Poet's Choice

By Mary Karr
Sunday, April 13, 2008

Not all poetry aims for beauty. Chilean Nicanor Parra's antipoetry assaults capital-P Prettiness as frou-frou leftover from an antique age. His language is blunt as a diner waitress's -- non-symbolic, non-lyrical. The antipoem's burlesque charm hits like a nightstick.

If the troubadour poets sang to their unattainable loves in the language of high mass, Parra's poem "The Viper" reminds us how love can enslave: "For years I was doomed to worship a contemptible woman . . .

Work night and day to feed her and clothe her,

Perform several crimes, commit several misdemeanors, . . .

For fear of a scornful glance from her bewitching eyes.

English Romantics mythologized childhood as a magical time, but Parra's "Memories of Youth" enacts the humiliating impotence of being forced "through a thicket of chairs and tables. . . ."

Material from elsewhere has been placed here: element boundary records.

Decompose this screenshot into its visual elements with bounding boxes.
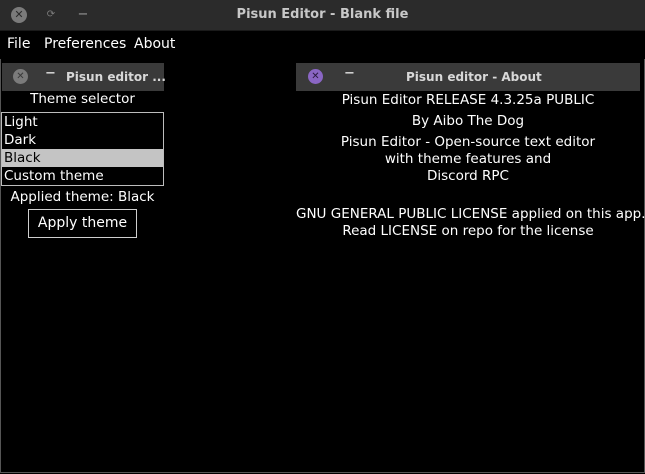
window-titlebar: ✕ ⟳ − Pisun Editor - Blank file: [0, 0, 645, 31]
applied-theme-label: Applied theme: Black: [10, 189, 155, 205]
theme-selector-heading: Theme selector: [30, 91, 135, 107]
about-description-line-2: with theme features and: [384, 151, 552, 167]
theme-panel-header: ✕ − Pisun editor ...: [2, 63, 166, 91]
window-title: Pisun Editor - Blank file: [236, 7, 409, 22]
menu-about[interactable]: About: [134, 31, 175, 57]
about-license-line-1: GNU GENERAL PUBLIC LICENSE applied on th…: [296, 206, 645, 222]
theme-panel-title: Pisun editor ...: [66, 70, 166, 84]
menubar: File Preferences About: [0, 31, 645, 59]
about-panel-minimize-icon[interactable]: −: [344, 66, 355, 81]
theme-option-dark[interactable]: Dark: [2, 131, 163, 149]
about-author-line: By Aibo The Dog: [411, 113, 525, 129]
menu-file[interactable]: File: [7, 31, 30, 57]
theme-panel-minimize-icon[interactable]: −: [45, 66, 56, 81]
theme-option-black[interactable]: Black: [2, 149, 163, 167]
about-release-line: Pisun Editor RELEASE 4.3.25a PUBLIC: [341, 92, 595, 108]
theme-option-light[interactable]: Light: [2, 113, 163, 131]
about-description-line-3: Discord RPC: [427, 168, 509, 184]
about-panel-title: Pisun editor - About: [406, 70, 542, 84]
theme-option-custom[interactable]: Custom theme: [2, 167, 163, 185]
menu-preferences[interactable]: Preferences: [44, 31, 126, 57]
about-license-line-2: Read LICENSE on repo for the license: [342, 223, 594, 239]
about-panel-close-icon[interactable]: ✕: [308, 69, 323, 84]
theme-panel-close-icon[interactable]: ✕: [13, 69, 28, 84]
theme-listbox[interactable]: Light Dark Black Custom theme: [1, 112, 164, 186]
apply-theme-button[interactable]: Apply theme: [28, 209, 137, 238]
about-panel-header: ✕ − Pisun editor - About: [296, 63, 640, 91]
about-description-line-1: Pisun Editor - Open-source text editor: [340, 134, 596, 150]
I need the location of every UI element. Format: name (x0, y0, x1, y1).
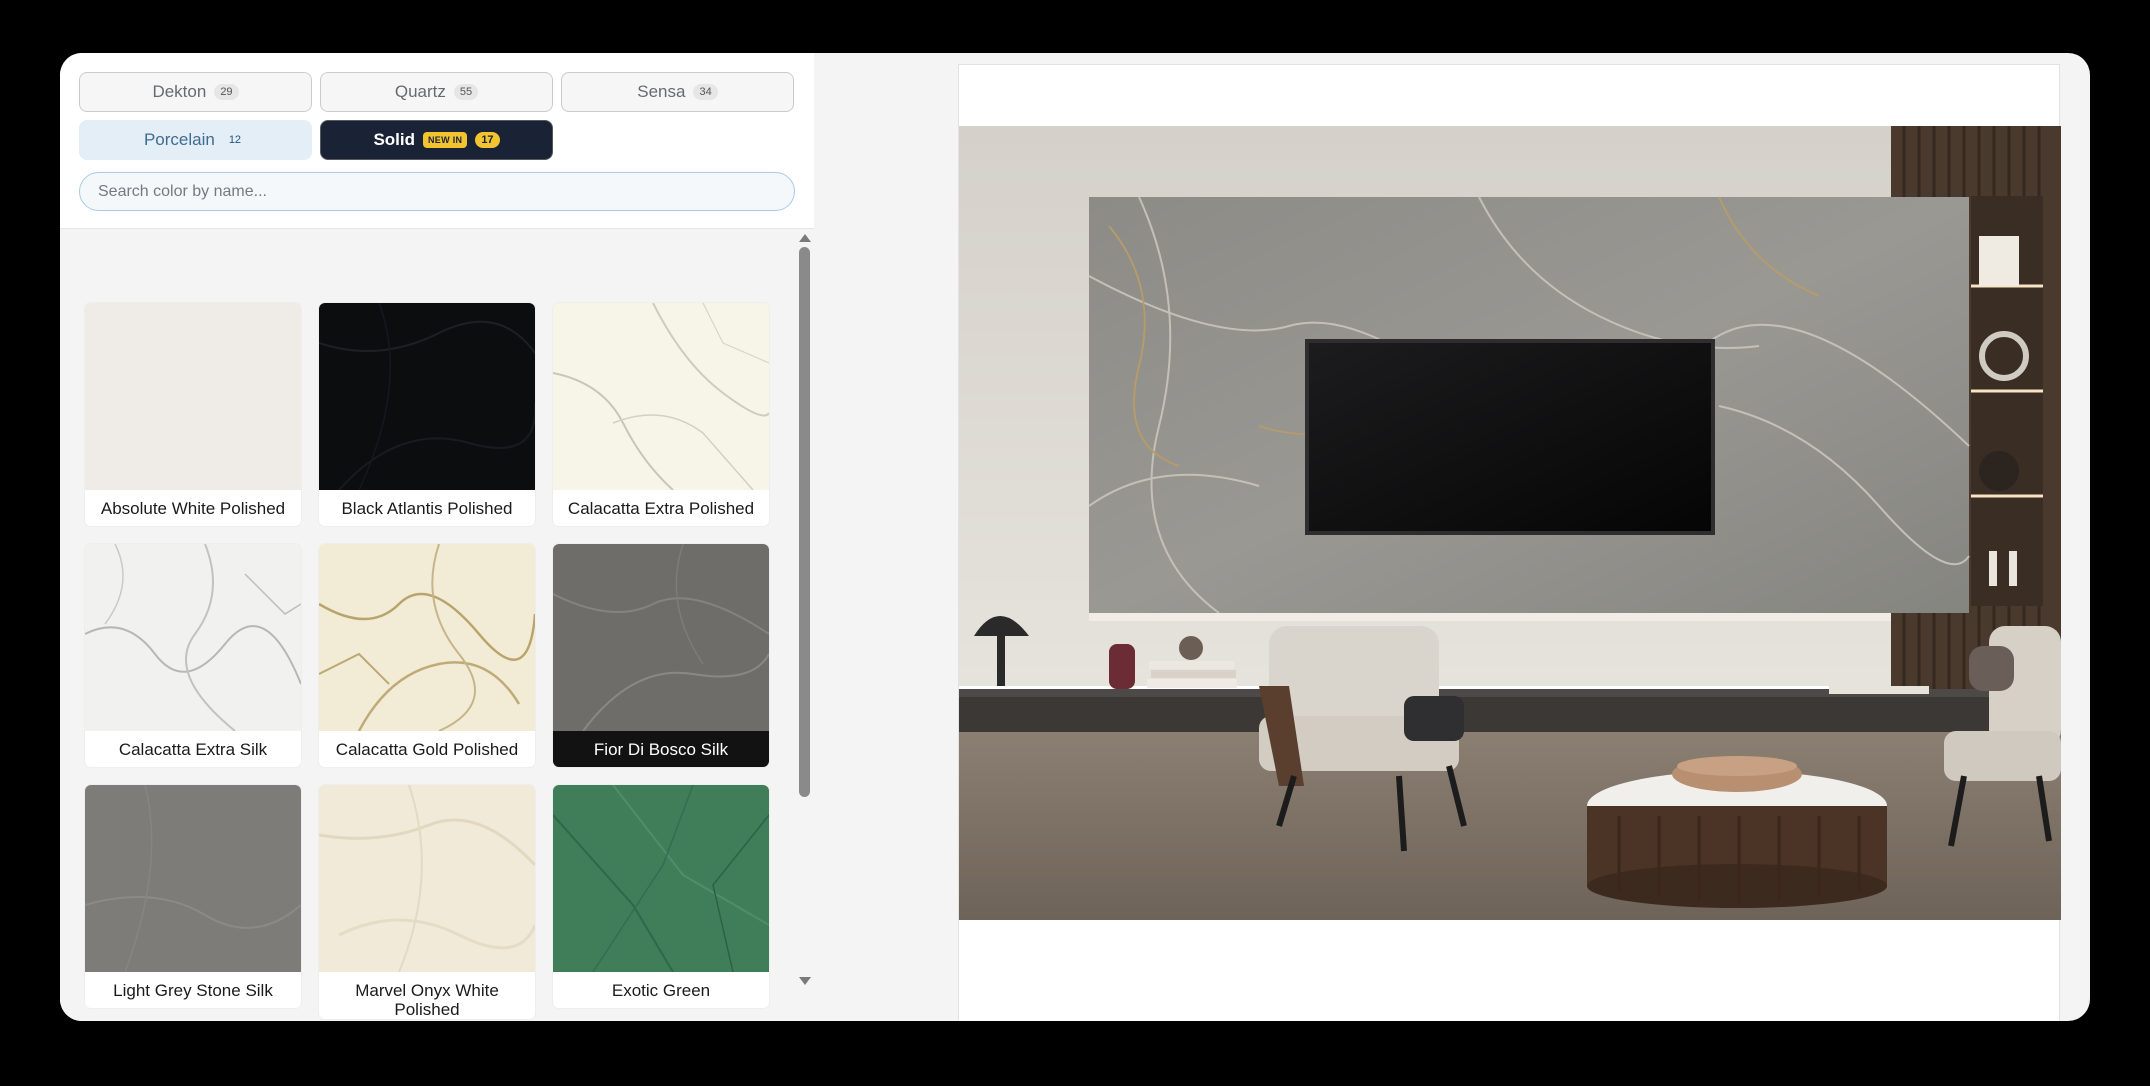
color-name: Light Grey Stone Silk (113, 981, 273, 1000)
color-swatch (553, 303, 769, 490)
tab-quartz[interactable]: Quartz 55 (320, 72, 553, 112)
color-card-calacatta-gold-polished[interactable]: Calacatta Gold Polished (319, 544, 535, 767)
tab-sensa[interactable]: Sensa 34 (561, 72, 794, 112)
tab-dekton[interactable]: Dekton 29 (79, 72, 312, 112)
color-name: Fior Di Bosco Silk (553, 731, 769, 767)
room-preview-image (959, 126, 2061, 920)
color-card-absolute-white-polished[interactable]: Absolute White Polished (85, 303, 301, 526)
tab-porcelain[interactable]: Porcelain 12 (79, 120, 312, 160)
color-card-calacatta-extra-silk[interactable]: Calacatta Extra Silk (85, 544, 301, 767)
color-swatch (85, 544, 301, 731)
tab-label: Solid (373, 130, 415, 149)
color-card-marvel-onyx-white-polished[interactable]: Marvel Onyx White Polished (319, 785, 535, 1019)
tab-label: Porcelain (143, 130, 215, 149)
scrollbar-thumb[interactable] (799, 247, 810, 797)
tab-count-badge: 34 (693, 84, 718, 100)
color-swatch (319, 785, 535, 972)
color-swatch (319, 303, 535, 490)
room-preview-panel (958, 64, 2061, 1021)
scroll-up-arrow-icon[interactable] (799, 234, 811, 242)
color-picker-panel: Dekton 29 Quartz 55 Sensa 34 Porcelain 1… (60, 53, 814, 1021)
color-swatch (553, 544, 769, 731)
color-swatch (85, 303, 301, 490)
app-window: Dekton 29 Quartz 55 Sensa 34 Porcelain 1… (60, 53, 2090, 1021)
new-in-badge: NEW IN (423, 132, 468, 148)
color-grid: Absolute White Polished Black Atlantis P… (60, 229, 814, 1021)
search-input[interactable] (79, 172, 795, 211)
color-card-black-atlantis-polished[interactable]: Black Atlantis Polished (319, 303, 535, 526)
color-swatch (319, 544, 535, 731)
color-name: Black Atlantis Polished (341, 499, 513, 518)
scroll-down-arrow-icon[interactable] (799, 977, 811, 985)
tab-count-badge: 12 (228, 134, 242, 146)
tab-count-badge: 17 (475, 132, 500, 148)
color-swatch (85, 785, 301, 972)
color-name: Exotic Green (611, 981, 711, 1000)
tab-count-badge: 55 (453, 84, 479, 100)
color-name: Absolute White Polished (100, 499, 286, 518)
color-name: Calacatta Extra Polished (567, 499, 755, 518)
tab-label: Quartz (394, 82, 446, 101)
color-card-calacatta-extra-polished[interactable]: Calacatta Extra Polished (553, 303, 769, 526)
tab-solid[interactable]: Solid NEW IN 17 (320, 120, 553, 160)
color-name: Calacatta Extra Silk (118, 740, 268, 759)
grid-scrollbar[interactable] (797, 229, 811, 989)
color-name: Marvel Onyx White Polished (355, 981, 499, 1019)
color-card-exotic-green[interactable]: Exotic Green (553, 785, 769, 1008)
tab-label: Sensa (637, 82, 686, 101)
color-name: Calacatta Gold Polished (335, 740, 519, 759)
tab-label: Dekton (152, 82, 207, 101)
color-swatch (553, 785, 769, 972)
color-card-light-grey-stone-silk[interactable]: Light Grey Stone Silk (85, 785, 301, 1008)
color-card-fior-di-bosco-silk[interactable]: Fior Di Bosco Silk (553, 544, 769, 767)
tab-count-badge: 29 (214, 84, 239, 100)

The characters stirred in their armchairs like seaweed

moved by the waves

And women gave me horrid looks

Dragging me up, dragging me down. . . .

Parra was a theoretical physicist by trade. His "Piano Solo" suggests how -- at the molecular level -- we don't so much vanish as change form:

Since man's life is nothing but a bit of action at a distance,

A bit of foam shining inside a glass;

Since trees are nothing but moving trees;

Nothing but chairs and tables in perpetual motion;

Since we ourselves are nothing but beings

(As the godhead itself is nothing but God);

Now that we do not speak solely to be heard

But so that others may speak

And the echo precede the voice that produces it;

Since we do not even have the consolation of a chaos

In the garden that yawns and fills with air,

A puzzle that we must solve before our death

So that we may nonchalantly resuscitate later on

When we have led women to excess;

Since there is also a heaven in hell,

Permit me to propose a few things:

I wish to make a noise with my feet

I want my soul to find its proper body.

To call life "A bit of foam shining inside a glass" evokes both test tube and champagne flute. Those crude elements become us, he says, the way wood becomes chairs and tables. To "make a noise with my feet" is a tribal stomp of outrage; for the "soul to find its proper body" is to meld with the eternal.

[Parra's poems -- the first two are translated by W.S. Merwin and the third is translated by William Carlos Williams-- can be found in "Poems and Antipoems," published first by Editorial Nascimento and republished by New Directions, 1966. Copyright by Miller Williams (editor) and Nicanor Parra.]

Mary Karr is a poet and the Jesse Truesdell Peck Professor of Literature at Syracuse University.